Laurent Mauvignier - Loin d'Eux

Pour résumer, mon avis est : mouais, bof.
Pour entrer un peu dans le détail, je dirai que le style m'a très efficacement exaspéré tout au long des 121 pages (et j'ai tenu à aller au bout, espérant qu'il y aurait un truc ou une chose pour relever le tout). Mais non : ça reste exaspérant d'un bout à l'autre.
Le style m'a semblé inventé, forcé, surfait, sans vie. Ce n'est même pas beau : il n'y a même pas un peu de poésie, un peu de musicalité, pour rattraper la platitude et les contorsions des ces phrases interminables (parfois plus d'une page) à la ponctuation anarchique (parfois aucune virgule sur plusieurs lignes, mais parfois des virgules là où il faut ; parfois des "deux points" pour introduire les propos des personnages, mais parfois pas et tout se suit, dialogue, narration, en vrac : OK, OK, je veux bien que ce soit original, innovant (et encore !), et tout et tout, mais si au moins c'était un tout petit peu joli... et avec un tout petit peu de sens à l'intérieur).
On peut croire que l'auteur à voulu recréer un style simple, populaire (mais pas vulgaire), pour montrer la douleur de gens simples, des ouvriers, un serveur, la veuve d'un boulanger, deux femmes au foyer (épouses des deux ouvriers). Mais en fait, son style ne correspond même pas au parler des gens simples; la langue est même vraiment irréelle, tellement elle est brinquebalante (pour être positif, on dira "inventive") avec des inversions injustifiées et des tournures tombées du ciel (Ex : "...de ne rien pouvoir soulager de tout ça qu'elle portait" - page 49, mais ce "tout ça que" revient ailleurs dans le roman... ce n'est donc pas une coquille). Le style de ce roman apparaît finalement plus simplet que simple. On dirait qu'on écoute parler... des gens qui ne savent pas parler.
Et puis, régulièrement, Laurent Mauvignier offre à ses personnages des trucs, enfin, non, pas des trucs, des paroles alambiquées, des métaphores d'esthètes mélancoliques vraiment déplacées. Tout ça sonne faux. Tous les personnages sonnent faux. D'autant plus qu'ils s'expriment tous exactement selon le même schéma : phrasé simplet et quelques trucs tordus, des images, des états d'âmes, de loin en loin.
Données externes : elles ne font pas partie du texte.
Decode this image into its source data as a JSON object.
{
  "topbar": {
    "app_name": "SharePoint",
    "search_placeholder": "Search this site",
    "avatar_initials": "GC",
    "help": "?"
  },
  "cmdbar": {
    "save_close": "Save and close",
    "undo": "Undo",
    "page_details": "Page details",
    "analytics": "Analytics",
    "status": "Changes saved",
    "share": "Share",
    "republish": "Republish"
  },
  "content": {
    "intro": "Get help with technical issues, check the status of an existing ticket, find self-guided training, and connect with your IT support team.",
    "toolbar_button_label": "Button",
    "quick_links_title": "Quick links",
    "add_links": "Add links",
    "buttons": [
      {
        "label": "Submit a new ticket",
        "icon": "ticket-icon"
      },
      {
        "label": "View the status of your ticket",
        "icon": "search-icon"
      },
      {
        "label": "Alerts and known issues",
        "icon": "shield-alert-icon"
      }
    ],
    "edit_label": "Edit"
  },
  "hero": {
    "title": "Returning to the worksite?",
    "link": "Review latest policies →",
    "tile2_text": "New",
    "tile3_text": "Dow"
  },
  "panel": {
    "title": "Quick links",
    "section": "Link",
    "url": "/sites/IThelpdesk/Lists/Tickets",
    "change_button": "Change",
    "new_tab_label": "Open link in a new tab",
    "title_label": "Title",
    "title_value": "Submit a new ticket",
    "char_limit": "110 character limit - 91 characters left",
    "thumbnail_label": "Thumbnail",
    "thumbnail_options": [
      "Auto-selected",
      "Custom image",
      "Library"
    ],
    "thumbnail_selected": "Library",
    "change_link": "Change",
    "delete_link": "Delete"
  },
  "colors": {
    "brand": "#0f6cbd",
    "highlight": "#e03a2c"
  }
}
L'auteur alterne les points de vue de six personnages différents, qui se plaignent, se confessent, mais sans qu'on aille jamais en profondeur, sans qu'on sache d'où vient le malaise de l'un ou de l'autre, comment il se transforme en angoisse, puis en envie de suicide pour l'un des six. Et puis, en s'exprimant tous de la même façon, plate, sans ponctuation, sans intonation, sans couleur, ils se ressemblent tous, ces six narrateurs. Au point que Laurent Mauvignier se croit souvent obligé de commencer chaque nouvelle partie par ce truc-là : "Moi, Jean", "Moi, Gilbert", "Moi, Luc", etc. (je ne vous les fais pas tous, vous avez compris le truc).
Pour enfoncer le truc... non, le clou, le vocabulaire est d'une pauvreté consternante, certains mots sont répétés trois ou quatre fois sur deux ou trois lignes. D'autres sont utilisés quand l'auteur semble ne pas vouloir se creuser la tête : il en va ainsi pour les mot "choses" et "truc" (vous ne trouvez pas, vous, que c'est un tantinet énervant, de lire "truc" toutes les trois lignes ?) et surtout "ça" qui revient des centaines de fois.
Exemple de phrase alambiquée interminable (pas la première, inexpliquablement sobre, mais la deuxième) :
"Maintenant, je sais bien qu'il savait, Guy, ce que les gendarmes venaient m'annoncer. Je sais bien qu'il savait mais je ne saurai jamais si c'est parce qu'il n'osait pas qu'il n'a rien dit ou juste s'il trouvait dans l'ordre des choses que ce soit eux, les gendarmes qui me disent ça, nous avons reçu des nouvelles de Paris et c'est très dur, monsieur, ce qu'il faut vous dire, et moi, je me souviens tout de suite comment sous moi j'ai senti mon corps fondre sous moi comment mon corps de partout à vacillé et d'un coup j'étais hébété et je voyais les gendarmes et tout à coup dans mon corps j'ai entendu votre fils s'est donné la mort votre fils ils ont dit, et mon corps d'un seul coup, et tous ces bruits d'un seul coup dans ma tête qui sont entrés, et ça d'un seul mouvement à encaisser, mon corps loin des choses, mon corps loin de moi, moi qui aurais voulu me heurter à quelqu'un, que mon épaule à une épaule ressente encore sa vie, et tout Luc d'un coup était en moi, et en moi maintenant comme un poids il y avait la mort. Et puis je ne me souviens plus très bien d'après." (P. 101)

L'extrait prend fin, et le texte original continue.